In January 2019, the Fader published a series of clipped interview commentaries from Jessica Pratt to mark the release of ‘Aeroplane,’ the third and last single issued in the run-up to her 2019 record, Quiet Signs, as well as the last track on the 27-minute LP.
Pratt briefly alludes to the curious dialectic that she (here pronoun-ed as ‘you,’ en lieu of I’) and her audience have construed and been absorbed into. She put her music into the world, set some expectations, envisaged the affective scope of that introduction, and replied to her anticipation of her listeners’ response; imagining a preconception and performing that cut-out, in her own words.
Aeroplane hints at the weight of that sentiment, with the opening line Reflection of your memory in the window. It impresses the ever-ordinary shock one might get in a barber’s chair or a hair salon, one mirror in front and one in back, volleying ever-shrinking images of nape and brow to an infinity too small for the ray of the vanity bulb.
Pratt’s statement suggests an admission of taking part in an iteration of that sort of constriction, an image of an image of an image, as her guess of fans’ wants binds the span of her sound. This even – and rightly so! – as she chafes against critics’ takes that she fits in a predictable lineage of folkists: Joan Baez, Karen Dalton, Sibylle Baeier, et al.
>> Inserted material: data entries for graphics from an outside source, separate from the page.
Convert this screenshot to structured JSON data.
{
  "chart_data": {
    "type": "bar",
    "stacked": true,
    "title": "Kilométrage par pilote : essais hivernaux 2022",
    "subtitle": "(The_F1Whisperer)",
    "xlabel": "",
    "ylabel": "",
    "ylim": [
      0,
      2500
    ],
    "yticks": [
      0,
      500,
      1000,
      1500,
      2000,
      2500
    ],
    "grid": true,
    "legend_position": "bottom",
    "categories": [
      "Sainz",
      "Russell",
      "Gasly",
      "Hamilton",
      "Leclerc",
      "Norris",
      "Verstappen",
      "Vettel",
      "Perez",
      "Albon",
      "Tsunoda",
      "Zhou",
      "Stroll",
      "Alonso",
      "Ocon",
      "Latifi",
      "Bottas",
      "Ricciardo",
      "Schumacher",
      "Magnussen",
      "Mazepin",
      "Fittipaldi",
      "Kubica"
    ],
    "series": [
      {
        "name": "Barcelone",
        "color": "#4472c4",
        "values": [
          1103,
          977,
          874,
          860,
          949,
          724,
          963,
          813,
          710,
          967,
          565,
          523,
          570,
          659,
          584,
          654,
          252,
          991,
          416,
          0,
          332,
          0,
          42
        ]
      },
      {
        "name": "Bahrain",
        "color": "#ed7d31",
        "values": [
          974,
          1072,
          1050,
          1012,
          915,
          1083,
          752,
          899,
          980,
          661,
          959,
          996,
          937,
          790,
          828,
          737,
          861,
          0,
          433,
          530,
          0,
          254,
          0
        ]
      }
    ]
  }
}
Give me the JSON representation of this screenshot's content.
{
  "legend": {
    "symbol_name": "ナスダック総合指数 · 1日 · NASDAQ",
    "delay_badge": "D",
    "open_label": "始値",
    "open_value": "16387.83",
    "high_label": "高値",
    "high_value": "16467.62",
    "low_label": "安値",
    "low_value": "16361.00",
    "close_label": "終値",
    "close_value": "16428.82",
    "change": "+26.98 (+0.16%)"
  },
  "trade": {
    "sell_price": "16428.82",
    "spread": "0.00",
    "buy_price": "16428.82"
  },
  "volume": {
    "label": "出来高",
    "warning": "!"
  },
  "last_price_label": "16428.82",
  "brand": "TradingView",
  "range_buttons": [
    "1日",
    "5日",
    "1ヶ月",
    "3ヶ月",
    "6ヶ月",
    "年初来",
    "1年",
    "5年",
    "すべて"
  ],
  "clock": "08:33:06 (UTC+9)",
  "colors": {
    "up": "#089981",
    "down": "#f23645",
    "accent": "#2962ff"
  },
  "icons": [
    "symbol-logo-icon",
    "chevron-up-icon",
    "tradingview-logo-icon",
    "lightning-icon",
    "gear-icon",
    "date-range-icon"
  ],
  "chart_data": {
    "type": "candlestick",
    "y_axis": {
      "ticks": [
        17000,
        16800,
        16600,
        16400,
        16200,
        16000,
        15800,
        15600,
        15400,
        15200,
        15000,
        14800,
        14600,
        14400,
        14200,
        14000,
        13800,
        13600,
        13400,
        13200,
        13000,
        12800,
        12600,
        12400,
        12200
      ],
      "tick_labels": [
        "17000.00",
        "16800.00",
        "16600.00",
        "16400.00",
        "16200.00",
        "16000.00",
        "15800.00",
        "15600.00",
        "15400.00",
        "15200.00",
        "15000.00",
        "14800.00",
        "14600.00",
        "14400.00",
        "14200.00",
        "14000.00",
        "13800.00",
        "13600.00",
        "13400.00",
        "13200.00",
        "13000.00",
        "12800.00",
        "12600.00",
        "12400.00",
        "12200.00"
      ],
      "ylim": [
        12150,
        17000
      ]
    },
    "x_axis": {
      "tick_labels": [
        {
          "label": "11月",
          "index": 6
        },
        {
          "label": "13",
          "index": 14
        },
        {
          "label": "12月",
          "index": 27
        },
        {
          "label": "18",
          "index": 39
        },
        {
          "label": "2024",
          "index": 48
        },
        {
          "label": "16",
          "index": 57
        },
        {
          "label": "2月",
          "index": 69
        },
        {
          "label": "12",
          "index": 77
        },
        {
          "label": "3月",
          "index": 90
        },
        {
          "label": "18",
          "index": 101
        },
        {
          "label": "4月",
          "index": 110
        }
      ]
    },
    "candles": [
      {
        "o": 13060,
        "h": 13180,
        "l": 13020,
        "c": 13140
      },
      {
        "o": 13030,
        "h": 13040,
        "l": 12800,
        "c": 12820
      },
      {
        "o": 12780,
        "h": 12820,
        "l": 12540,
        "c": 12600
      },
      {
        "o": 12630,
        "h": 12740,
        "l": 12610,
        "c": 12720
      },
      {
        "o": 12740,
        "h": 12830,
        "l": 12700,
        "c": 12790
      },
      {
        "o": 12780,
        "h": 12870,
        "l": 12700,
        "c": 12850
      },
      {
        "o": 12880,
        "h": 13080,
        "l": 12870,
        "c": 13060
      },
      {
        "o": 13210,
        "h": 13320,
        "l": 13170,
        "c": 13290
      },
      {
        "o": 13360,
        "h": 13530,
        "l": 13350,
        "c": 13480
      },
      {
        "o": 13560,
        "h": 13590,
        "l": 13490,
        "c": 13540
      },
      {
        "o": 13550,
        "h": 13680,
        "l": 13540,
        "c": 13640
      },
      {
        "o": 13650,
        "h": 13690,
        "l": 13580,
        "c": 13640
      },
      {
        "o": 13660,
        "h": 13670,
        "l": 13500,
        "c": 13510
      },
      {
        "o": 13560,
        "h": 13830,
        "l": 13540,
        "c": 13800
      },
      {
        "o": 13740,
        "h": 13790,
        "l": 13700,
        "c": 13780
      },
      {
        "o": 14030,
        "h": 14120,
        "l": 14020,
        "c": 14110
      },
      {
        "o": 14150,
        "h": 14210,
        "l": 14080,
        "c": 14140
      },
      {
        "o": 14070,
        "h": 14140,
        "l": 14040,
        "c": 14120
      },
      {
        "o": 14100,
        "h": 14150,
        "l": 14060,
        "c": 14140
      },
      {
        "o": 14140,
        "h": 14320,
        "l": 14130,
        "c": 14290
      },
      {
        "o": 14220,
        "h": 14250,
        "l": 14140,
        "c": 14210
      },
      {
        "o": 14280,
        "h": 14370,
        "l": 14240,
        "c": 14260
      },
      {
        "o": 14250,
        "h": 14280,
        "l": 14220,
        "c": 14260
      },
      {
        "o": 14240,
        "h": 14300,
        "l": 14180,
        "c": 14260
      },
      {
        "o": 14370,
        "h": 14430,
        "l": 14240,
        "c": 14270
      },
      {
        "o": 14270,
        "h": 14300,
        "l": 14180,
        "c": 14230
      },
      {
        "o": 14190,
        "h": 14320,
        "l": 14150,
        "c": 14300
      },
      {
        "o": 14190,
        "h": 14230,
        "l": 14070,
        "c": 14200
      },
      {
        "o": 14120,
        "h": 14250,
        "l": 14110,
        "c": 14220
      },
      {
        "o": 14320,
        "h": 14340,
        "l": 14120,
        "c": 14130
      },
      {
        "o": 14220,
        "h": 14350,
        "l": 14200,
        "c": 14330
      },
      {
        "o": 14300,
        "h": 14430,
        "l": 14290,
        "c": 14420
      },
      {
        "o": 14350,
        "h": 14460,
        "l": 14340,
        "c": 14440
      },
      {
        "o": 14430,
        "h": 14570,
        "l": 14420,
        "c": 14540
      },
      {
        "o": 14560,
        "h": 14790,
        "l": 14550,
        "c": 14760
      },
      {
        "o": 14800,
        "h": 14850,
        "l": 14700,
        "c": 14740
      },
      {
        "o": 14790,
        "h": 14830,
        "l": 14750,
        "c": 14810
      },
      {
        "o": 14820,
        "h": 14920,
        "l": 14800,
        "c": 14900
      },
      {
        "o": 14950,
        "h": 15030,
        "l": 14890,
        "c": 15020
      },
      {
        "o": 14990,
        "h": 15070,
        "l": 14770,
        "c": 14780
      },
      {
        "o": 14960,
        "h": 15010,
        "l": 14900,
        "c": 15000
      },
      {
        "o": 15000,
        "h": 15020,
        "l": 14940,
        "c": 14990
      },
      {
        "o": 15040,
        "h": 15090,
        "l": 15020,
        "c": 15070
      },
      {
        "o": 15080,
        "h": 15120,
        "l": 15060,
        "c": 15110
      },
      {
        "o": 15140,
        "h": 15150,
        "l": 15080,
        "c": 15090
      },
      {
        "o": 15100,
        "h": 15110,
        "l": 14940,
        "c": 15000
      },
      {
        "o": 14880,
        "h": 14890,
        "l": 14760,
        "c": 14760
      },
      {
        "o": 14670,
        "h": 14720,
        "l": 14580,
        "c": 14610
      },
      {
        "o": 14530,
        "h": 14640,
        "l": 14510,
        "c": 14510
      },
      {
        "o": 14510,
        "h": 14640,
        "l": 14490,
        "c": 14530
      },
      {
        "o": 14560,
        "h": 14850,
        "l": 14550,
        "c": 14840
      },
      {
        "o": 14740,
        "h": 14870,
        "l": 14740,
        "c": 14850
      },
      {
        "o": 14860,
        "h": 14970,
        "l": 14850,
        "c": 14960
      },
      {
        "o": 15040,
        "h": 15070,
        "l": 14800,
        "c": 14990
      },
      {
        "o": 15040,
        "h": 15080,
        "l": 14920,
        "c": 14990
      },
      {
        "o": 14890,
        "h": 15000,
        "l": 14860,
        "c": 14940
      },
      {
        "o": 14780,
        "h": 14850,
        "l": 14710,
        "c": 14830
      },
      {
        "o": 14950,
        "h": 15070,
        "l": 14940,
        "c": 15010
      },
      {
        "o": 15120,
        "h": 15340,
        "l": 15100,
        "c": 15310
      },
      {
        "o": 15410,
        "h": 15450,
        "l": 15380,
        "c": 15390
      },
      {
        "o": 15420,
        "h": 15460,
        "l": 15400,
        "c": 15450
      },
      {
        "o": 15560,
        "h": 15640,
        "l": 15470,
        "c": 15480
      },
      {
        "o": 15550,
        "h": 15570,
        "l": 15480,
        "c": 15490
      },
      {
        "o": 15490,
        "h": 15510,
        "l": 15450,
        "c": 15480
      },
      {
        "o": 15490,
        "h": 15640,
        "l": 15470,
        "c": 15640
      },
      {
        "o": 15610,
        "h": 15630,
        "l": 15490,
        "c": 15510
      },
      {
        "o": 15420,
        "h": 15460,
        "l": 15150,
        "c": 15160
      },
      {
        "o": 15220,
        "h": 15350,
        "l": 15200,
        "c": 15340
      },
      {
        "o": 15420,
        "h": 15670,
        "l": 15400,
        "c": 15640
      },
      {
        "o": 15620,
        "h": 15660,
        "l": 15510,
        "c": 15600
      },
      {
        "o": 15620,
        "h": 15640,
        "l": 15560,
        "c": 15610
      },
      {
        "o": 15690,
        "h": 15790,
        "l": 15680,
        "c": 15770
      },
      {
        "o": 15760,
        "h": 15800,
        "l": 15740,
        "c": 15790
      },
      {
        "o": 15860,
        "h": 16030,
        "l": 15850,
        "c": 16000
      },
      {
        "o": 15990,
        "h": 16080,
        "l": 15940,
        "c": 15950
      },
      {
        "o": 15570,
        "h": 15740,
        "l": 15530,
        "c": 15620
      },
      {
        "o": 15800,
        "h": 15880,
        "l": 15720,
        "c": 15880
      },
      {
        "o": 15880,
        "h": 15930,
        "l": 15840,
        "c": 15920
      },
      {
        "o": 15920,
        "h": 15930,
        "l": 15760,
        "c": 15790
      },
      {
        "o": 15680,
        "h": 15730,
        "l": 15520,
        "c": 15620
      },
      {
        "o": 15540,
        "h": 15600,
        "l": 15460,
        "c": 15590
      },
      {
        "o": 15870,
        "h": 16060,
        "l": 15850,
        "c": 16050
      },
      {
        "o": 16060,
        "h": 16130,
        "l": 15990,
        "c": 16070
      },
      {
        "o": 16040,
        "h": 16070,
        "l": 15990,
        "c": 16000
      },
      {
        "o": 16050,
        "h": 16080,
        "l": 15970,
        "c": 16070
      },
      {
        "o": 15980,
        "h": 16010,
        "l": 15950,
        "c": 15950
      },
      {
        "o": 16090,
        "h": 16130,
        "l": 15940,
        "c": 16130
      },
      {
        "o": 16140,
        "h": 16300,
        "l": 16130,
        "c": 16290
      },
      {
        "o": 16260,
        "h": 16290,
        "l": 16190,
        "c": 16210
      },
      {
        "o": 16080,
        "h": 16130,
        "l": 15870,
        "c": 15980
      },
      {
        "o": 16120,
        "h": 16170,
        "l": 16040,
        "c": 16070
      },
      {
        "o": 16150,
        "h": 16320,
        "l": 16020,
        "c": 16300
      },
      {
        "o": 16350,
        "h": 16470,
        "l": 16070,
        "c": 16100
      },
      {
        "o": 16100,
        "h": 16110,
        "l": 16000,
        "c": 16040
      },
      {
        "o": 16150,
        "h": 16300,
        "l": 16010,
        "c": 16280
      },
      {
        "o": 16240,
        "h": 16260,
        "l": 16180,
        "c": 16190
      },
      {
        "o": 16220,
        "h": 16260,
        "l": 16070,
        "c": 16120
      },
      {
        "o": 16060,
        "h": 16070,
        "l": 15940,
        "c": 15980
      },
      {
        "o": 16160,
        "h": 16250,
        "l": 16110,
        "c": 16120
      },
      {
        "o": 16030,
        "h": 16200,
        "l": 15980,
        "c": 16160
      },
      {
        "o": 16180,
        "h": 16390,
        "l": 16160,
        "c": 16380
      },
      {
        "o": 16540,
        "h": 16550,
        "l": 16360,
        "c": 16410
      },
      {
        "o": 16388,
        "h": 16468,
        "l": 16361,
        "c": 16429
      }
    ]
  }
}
From Aeroplane back to Night Faces, the intro to her eponymous 2012 debut, Pratt has worked almost exclusively with two tools, her voice and a hollow-body guitar, to groove ever deeper into a narrow channel of beauty. Her throat stringz in a pair of registers, high-chiming and dusty, as she alternates between strummed cyclicals and meandering plucks, mingled with the hiss and pop of cassette decks. End to end the effect has been, for the better part of a decade, both earth-dense and gauze-light, sustaining a chorded tension between intimate and ambient – her records can often convey the sense of furnishing a wood-slung attic, alongside Edison lamps and lushly worn carpet.
Hers is music to lean back and into, adrift at a lolling walk or laid lone on a divan until the pitch of a phrase is raised above the groundwork of sub-guessing we do in a track’s every passing moment – what often comes second to the lull is a small, comely surprise, a hook and line that can draw one out of the water daydreams. Twang begins to thin out, or a fog-mirror silhouette traces over the face of her voice, and the calm, easy beauty of her musical range rings clear.